Perjalanan pulang selama dua jam kembali kami tempuh dalam keadaan lapar, lelah, ngantuk dan lunglai. Untuk mengusir bosan bahkan saya sudah menyanyi-nyanyi random segala macam lagu dari S07 hingga Tanah Airku. Lumayan membunuh waktu sih, diselingi dengan obrolan ringan. Seperti biasa, Supri dan Ini memilih terlelap daripada nggeje bersama kami.
***
Kami kembali ke Senggigi sedikit terlambat. Akibatnya acara bersih-bersih dan makan siang harus dirapel dan dilaksanakan seefektif dan secepat mungkin. Setibanya di Baleku, kami langsung membagi giliran siapa yang makan dulu siapa yang mandi dulu. Semuanya dilakukan cepat, kilat dan rusuh. Sekitar pukul 15.30 akhirnya kami kembali berkumpul dan kembali memasukkan ransel yang bertambah berat ke dalam mobil. Setelah mengucapkan terimakasih kepada pemilik penginapan, kami diantar Pak Imam dan Fajar menuju bandara Lombok Praya.

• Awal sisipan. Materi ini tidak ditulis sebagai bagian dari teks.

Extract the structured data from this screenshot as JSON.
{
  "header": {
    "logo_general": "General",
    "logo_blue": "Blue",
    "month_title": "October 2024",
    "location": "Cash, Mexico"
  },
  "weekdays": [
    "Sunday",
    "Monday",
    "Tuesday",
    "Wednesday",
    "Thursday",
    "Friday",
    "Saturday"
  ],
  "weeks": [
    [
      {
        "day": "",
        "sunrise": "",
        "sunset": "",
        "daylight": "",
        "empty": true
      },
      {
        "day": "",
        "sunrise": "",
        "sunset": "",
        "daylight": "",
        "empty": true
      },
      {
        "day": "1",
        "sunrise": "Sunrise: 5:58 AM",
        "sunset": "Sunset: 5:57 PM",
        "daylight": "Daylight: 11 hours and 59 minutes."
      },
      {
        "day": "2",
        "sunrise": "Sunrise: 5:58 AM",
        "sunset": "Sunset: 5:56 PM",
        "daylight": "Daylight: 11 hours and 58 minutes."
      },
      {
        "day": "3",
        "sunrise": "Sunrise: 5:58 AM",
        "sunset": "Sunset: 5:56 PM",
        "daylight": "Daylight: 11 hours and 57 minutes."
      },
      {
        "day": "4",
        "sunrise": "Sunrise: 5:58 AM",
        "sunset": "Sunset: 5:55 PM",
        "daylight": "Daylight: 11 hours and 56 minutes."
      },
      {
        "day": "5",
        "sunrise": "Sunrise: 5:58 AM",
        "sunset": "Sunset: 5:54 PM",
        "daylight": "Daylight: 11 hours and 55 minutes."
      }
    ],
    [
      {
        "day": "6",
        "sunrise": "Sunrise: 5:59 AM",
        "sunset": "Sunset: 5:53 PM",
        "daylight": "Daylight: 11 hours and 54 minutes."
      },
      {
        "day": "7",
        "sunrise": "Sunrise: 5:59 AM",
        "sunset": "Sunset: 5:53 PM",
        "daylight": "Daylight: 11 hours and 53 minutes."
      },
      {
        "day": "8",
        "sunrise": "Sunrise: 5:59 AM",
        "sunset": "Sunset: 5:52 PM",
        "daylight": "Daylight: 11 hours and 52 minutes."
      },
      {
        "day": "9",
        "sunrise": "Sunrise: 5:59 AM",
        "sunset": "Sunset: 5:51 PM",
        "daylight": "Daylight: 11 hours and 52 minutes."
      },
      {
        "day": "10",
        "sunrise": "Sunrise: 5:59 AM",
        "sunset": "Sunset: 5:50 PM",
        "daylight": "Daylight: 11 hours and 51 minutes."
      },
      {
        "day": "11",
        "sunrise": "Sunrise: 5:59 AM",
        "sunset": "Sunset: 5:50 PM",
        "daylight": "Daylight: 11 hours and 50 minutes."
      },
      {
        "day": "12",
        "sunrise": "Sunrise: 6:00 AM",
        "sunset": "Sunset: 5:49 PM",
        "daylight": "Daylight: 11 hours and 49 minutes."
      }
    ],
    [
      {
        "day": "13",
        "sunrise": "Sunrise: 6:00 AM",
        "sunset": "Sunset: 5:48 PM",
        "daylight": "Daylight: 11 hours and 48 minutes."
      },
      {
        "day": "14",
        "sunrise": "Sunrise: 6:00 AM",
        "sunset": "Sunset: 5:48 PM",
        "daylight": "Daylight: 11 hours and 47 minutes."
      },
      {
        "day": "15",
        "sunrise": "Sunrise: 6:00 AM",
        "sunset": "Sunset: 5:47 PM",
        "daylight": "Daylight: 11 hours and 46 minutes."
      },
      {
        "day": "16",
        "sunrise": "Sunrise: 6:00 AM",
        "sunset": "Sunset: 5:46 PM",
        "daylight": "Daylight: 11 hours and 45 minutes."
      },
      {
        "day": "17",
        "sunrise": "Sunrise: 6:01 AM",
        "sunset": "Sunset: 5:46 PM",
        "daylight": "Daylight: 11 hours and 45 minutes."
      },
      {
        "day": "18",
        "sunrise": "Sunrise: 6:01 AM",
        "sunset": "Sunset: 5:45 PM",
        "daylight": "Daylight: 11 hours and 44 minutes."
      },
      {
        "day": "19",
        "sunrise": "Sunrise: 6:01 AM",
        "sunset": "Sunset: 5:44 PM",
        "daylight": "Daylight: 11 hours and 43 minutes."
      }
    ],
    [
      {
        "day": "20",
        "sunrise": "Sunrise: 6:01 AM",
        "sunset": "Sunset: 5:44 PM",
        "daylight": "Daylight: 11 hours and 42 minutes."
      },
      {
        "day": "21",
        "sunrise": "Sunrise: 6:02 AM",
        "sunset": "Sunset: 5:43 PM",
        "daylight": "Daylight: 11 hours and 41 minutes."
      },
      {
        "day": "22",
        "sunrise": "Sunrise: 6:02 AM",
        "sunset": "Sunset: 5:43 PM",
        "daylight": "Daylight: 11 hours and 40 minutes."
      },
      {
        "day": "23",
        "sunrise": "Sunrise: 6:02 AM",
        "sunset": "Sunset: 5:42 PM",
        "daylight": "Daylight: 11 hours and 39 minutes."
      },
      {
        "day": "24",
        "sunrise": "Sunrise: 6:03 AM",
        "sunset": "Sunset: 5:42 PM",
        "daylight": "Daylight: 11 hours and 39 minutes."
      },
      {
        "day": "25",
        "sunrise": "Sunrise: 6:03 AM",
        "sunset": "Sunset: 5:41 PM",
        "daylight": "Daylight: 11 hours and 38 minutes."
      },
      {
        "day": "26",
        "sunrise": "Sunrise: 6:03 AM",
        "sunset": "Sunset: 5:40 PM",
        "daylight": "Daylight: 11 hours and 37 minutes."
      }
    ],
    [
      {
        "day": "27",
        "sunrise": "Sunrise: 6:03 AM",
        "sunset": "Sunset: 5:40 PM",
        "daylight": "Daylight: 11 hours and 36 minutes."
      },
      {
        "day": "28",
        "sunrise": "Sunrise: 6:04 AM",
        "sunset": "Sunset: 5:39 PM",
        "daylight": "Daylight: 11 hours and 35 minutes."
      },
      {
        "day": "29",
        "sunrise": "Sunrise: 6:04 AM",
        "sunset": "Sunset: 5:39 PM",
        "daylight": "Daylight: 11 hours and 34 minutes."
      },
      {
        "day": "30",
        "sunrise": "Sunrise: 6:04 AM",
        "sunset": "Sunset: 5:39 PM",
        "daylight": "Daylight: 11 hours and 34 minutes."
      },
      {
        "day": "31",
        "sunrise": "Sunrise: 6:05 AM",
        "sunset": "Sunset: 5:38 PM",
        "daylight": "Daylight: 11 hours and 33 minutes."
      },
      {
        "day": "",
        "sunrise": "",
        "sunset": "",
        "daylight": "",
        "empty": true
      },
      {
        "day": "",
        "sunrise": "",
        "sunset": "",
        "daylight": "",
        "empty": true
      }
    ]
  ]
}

Perjalanan darat sekitar dua jam kami tempuh kembali. Pesawat rombongan madiun akan terbang pukul 18.00 WITA. Segera setelah sampai di bandara, Jojo segera bergegas mengambil tas dan mempersiapkan keperluan untuk check in. Setelah selesai dengan urusan bawaan, kami berpisah di ruang tunggu dengan dadah-dadah dan cipika-cipiki *yang cewe-cewe aja tentunya. Dan tepat sesuai jadwal, pesawat yang kami tumpangi tinggal landas, melintasi langit menuju Surabaya. (Selesai)
Gili Trawangan, rasa mancanegara (keliatan sepi karena memang cari spot yang sepi) |
Slulup asik pakai fin dan pelampung |
Perjalanan memang selalu melelahkan. Tapi bukankah dengan menempuh perjalanan kita memaknai arti pulang? Bukankah dalam berperjalanan kita memberhentikan waktu untuk saling mendengar satu sama lain, melihat lebih lekat satu sama lain?
Dan saya gagal move on dari segala hal tentang perjalanan. Tertambat pada lelah dan semangatnya, dalam hal baru dan asingnya.
Sampai jumpa lagi di perjalanan berikutnya.